Looking back on the cooking process, although the sugar never burned I think one little area (top left in the picture above) might have scorched (probably when I was shooting the picture!) and that flavor spread throughout the pan as I added the butter and cream. Although Dorie's directions said not to stir during caramelization, I wonder if swirling the pan might have helped it cook more evenly.

As an aside, I was definitely thankful for the bowl of ice water next to the stove, because my thumb was definitely scorched in the cooking process.

Assembly notes:

I don't know what it is about peanuts + chocolate. Dorie is a big proponent, but me? Not so much. The first time I heard that Snickers were the most popular candy bar, I thought, "Really?
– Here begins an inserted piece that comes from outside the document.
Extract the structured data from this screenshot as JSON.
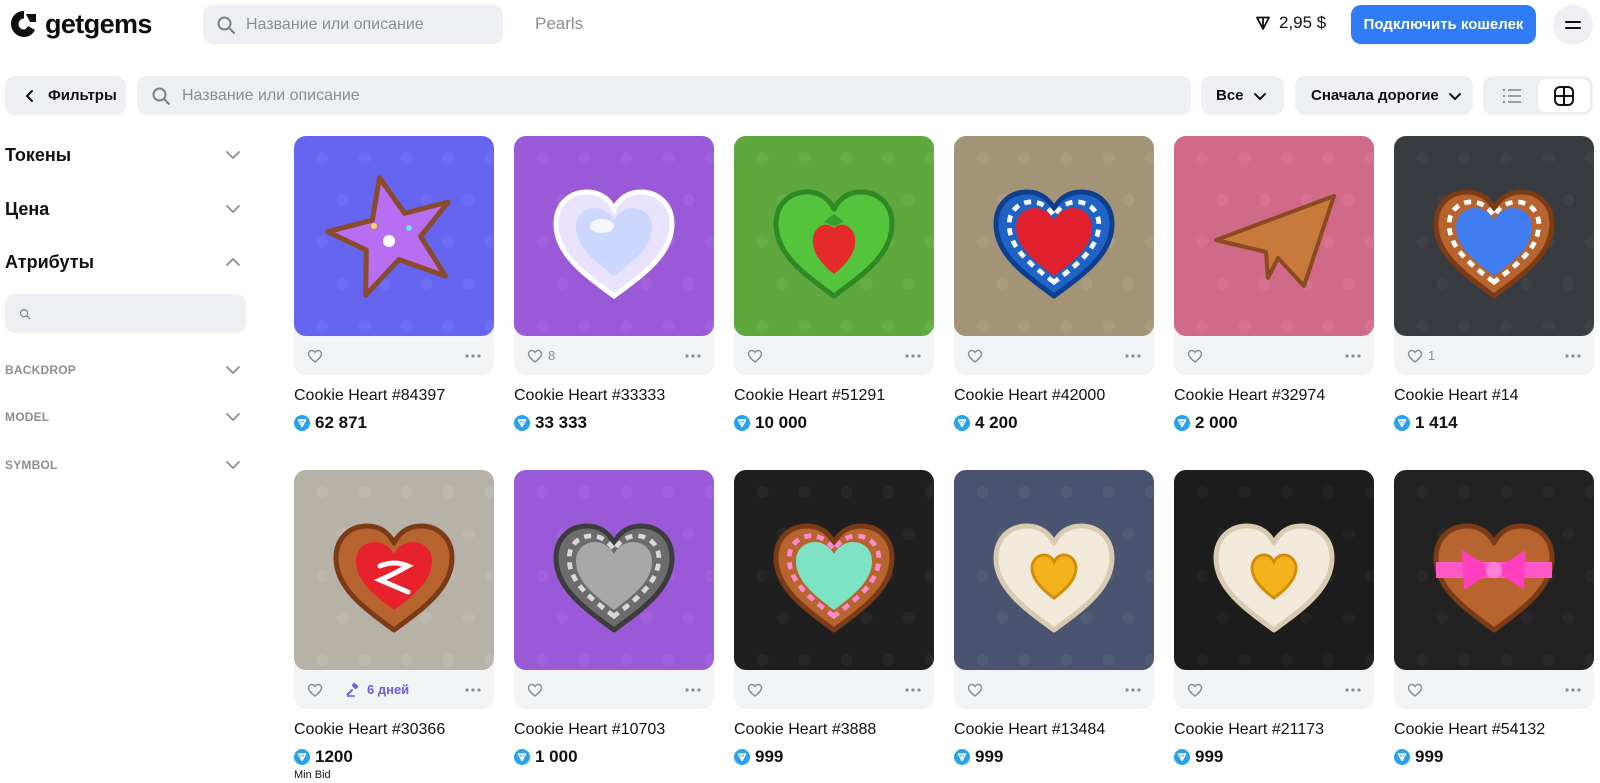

It has peanuts." (Now, I'll grant you that chocolate and peanut butter is a match made in heaven, but that's completely different.)

So peanuts were not an option. I decided to use salted macadamias instead, since they had worked well in my Chocolate Chunker cookies a few weeks ago. I was baking this cake for my book group, however, and one of the guys, JT, doesn't like nuts, so I decided to put some roughly chopped macadamias just in the center of the cake. For the outer portion of the cake, I used some toffee bits left over from the Banded Ice Cream Torte. JT could just push aside a few nuts from the center of his slice and enjoy the rest.

The Verdict:

This cake was very, very good, thank goodness! The cake part was not as dense as I was expecting. It did have a brownie flavor to it, but to me it also resembled devil's food cake.


Because I divided my toppings into rings, I had three separate taste combinations:
a) In the center section, the mellow buttery chopped macadamia nuts smoothed out the bitter notes in the caramel, and the salty crunch added a great counterpoint to the dense chocolate and sticky caramel.
b)The middle ring was plain caramel, which really spotlighted the textures of the cake layer and the topping. The two flavors combined in a pleasantly complex way.
c) The toffee pieces in the outer ring had a similar flavor to the caramel itself, and provided a nice crunchy texture.

The caramel itself had a pronounced flavor (that was not "burned"). The tasters at book club said that it was kind of a "coffee" taste. It reminded me of toffee - which made the dessert like a cake version of a Heath bar. Which is a very good thing. What's interesting is that both of the mix-ins had the effect of mellowing out the strong edges of my (scorched) caramel's flavor.

Ice cream or whipped cream may have been good with this cake, but I didn't have either one. Not that the cake needed anything else.


In sum, I don't really know if my caramel was "slightly scorched" or "strongly caramelized", but luckily we ended up liking the taste. It was an adult-type flavor. And the leftover caramel was pretty good eaten with a spoon right from the fridge!

The Caramel-Peanut-Topped Brownie Cake on pages 264 and 265 of Dorie Greenspan's book Baking From My Home to Yours was chosen by Tammy of Wee Treats by Tammy. You can find the recipe in Tammy's post, but I'd say buy the book!